Background Subtraction Uncertainty from Submillimetre to Millimetre Wavelengths
Simone Ferraro, Brandon Hensley

TL;DR
This paper quantifies the uncertainty in background subtraction for galaxy observations at submillimetre to millimetre wavelengths, providing formulas and code to improve error analysis in flux measurements.
Contribution
It introduces simple formulae for estimating background subtraction uncertainty and makes the calculation code publicly available.
Findings
Uncertainty depends on wavelength and aperture size.
Formulas help assess when background uncertainty is significant.
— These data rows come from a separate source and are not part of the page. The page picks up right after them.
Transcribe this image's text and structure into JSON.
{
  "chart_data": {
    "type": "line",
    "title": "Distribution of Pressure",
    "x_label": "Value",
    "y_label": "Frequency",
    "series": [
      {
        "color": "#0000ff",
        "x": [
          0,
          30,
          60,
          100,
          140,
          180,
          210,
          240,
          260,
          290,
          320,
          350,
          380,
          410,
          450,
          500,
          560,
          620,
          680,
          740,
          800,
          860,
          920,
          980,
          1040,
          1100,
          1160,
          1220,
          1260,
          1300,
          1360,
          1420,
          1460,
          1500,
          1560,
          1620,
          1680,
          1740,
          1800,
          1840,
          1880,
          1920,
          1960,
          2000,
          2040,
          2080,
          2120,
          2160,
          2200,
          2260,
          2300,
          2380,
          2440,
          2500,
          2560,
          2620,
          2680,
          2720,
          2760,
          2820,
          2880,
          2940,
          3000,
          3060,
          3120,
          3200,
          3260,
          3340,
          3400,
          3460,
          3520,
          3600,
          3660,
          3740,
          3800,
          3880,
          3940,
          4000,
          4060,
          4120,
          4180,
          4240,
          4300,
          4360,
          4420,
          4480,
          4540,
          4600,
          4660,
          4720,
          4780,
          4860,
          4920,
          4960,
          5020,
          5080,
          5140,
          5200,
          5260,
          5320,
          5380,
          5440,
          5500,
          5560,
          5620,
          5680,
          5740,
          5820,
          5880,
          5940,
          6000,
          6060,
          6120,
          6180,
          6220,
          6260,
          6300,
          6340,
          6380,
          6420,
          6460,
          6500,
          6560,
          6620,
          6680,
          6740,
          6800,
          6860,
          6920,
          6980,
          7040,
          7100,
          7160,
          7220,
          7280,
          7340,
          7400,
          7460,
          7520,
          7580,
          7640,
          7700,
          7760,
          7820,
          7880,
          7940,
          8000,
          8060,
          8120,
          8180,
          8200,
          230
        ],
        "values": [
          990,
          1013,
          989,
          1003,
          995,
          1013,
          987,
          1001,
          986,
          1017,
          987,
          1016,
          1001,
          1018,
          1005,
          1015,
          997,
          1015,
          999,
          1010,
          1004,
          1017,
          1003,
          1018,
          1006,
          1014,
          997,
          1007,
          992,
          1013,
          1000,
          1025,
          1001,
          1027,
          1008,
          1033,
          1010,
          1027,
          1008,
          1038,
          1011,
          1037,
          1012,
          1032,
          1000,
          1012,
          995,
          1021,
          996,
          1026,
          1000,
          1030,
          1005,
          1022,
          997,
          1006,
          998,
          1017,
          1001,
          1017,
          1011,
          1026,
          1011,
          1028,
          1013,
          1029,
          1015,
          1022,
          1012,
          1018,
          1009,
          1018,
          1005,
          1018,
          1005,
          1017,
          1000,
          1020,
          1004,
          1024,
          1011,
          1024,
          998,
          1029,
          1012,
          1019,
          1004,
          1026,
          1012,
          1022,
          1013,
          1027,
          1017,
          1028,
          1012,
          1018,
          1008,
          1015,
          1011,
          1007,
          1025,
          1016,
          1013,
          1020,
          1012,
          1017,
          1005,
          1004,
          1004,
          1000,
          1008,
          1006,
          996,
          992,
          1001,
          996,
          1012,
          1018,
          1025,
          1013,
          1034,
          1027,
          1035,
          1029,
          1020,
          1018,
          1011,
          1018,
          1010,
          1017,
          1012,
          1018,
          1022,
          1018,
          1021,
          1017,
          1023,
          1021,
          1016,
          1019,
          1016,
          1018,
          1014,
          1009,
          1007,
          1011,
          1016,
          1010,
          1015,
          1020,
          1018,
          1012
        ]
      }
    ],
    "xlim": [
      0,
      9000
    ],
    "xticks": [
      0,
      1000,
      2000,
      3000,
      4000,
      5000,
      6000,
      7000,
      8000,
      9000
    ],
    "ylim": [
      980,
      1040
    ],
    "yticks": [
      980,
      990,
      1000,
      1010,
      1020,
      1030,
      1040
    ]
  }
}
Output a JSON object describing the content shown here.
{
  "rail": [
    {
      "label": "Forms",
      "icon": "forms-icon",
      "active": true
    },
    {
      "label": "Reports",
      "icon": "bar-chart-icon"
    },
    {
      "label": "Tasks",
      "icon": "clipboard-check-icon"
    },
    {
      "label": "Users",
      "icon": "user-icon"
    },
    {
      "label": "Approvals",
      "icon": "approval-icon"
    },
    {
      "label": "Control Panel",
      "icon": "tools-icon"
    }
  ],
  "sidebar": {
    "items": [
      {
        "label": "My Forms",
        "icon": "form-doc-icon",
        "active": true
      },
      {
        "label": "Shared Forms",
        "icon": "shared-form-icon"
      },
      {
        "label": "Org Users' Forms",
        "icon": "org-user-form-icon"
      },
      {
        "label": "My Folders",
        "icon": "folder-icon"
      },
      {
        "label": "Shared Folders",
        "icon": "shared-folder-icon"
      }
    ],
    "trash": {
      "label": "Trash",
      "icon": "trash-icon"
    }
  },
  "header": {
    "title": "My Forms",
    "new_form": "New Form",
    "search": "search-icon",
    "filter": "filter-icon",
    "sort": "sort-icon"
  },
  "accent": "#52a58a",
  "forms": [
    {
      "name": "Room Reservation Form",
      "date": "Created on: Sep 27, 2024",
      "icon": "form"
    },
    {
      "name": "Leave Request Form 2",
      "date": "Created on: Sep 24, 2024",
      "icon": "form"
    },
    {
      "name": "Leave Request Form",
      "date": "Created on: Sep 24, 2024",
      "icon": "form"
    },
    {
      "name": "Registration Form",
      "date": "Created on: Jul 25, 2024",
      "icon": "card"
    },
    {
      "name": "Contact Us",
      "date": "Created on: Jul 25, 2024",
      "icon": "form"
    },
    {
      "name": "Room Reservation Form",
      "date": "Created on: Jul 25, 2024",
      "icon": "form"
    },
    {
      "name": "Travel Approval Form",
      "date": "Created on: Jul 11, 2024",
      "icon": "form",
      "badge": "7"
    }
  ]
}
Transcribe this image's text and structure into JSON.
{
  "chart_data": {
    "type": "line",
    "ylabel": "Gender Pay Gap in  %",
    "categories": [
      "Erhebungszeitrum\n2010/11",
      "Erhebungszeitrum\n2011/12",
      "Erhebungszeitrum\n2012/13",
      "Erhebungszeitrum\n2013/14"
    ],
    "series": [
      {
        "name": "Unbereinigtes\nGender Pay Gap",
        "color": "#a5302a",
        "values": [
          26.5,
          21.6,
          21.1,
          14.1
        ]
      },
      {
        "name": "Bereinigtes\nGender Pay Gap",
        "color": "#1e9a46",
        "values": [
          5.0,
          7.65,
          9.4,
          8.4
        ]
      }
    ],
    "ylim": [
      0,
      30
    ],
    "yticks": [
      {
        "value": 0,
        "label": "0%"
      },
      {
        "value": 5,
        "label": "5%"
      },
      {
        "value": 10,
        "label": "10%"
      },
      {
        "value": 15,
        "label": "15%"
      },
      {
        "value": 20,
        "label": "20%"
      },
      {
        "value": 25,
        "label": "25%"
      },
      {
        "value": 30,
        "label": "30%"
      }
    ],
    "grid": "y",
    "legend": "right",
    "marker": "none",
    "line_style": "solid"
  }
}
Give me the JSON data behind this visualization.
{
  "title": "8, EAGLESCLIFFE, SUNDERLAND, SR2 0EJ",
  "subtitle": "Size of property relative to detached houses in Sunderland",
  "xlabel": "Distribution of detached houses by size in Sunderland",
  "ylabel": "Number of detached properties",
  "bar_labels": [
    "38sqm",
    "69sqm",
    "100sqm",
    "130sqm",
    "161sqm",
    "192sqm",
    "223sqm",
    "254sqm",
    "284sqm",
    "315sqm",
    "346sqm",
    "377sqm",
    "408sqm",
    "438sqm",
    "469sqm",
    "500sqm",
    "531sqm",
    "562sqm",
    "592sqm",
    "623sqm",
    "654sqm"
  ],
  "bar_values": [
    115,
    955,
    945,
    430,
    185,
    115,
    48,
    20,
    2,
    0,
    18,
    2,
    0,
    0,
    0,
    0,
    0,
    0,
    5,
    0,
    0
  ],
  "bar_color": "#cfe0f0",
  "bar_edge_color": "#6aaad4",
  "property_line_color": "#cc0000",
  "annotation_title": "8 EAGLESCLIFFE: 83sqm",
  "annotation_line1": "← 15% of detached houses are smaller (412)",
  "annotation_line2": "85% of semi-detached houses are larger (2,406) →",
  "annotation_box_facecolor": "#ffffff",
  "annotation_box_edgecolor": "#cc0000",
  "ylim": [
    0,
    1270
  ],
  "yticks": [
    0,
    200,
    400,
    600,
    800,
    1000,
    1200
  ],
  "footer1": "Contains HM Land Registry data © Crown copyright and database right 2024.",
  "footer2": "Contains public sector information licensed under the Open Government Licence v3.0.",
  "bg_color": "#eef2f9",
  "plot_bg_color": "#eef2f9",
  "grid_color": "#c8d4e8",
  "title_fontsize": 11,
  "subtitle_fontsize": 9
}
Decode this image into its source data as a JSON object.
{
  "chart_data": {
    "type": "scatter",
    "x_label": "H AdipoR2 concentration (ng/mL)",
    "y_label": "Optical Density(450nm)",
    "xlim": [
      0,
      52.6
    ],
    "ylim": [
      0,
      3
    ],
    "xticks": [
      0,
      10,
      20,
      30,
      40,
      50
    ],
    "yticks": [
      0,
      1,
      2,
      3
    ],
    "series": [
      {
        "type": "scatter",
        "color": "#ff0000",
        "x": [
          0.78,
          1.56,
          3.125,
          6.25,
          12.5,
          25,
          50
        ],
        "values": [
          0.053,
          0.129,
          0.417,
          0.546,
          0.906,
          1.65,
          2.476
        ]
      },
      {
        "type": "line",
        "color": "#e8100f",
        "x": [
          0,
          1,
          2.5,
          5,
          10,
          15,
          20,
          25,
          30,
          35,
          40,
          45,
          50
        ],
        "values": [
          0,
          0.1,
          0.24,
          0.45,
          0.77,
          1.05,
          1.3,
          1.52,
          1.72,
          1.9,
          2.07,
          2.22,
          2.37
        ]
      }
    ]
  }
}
Code availability facilitates practical application.
Abstract
Photometric observations of galaxies at submillimetre to millimetre wavelengths (50 - 1000 GHz) are susceptible to spatial variations in both the background CMB temperature and CIB emission that can be comparable to the flux from the target galaxy. We quantify the residual uncertainty when background emission inside a circular aperture is estimated by the mean flux in a surrounding annular region, assumed to have no contribution from the source of interest. We present simple formulae to calculate this uncertainty as a function of wavelength and aperture size. Drawing on examples from the literature, we illustrate the use of our formalism in practice and highlight cases in which uncertainty in the background subtraction needs to be considered in the error analysis. We make the code used to calculate the uncertainties publicly available on the web.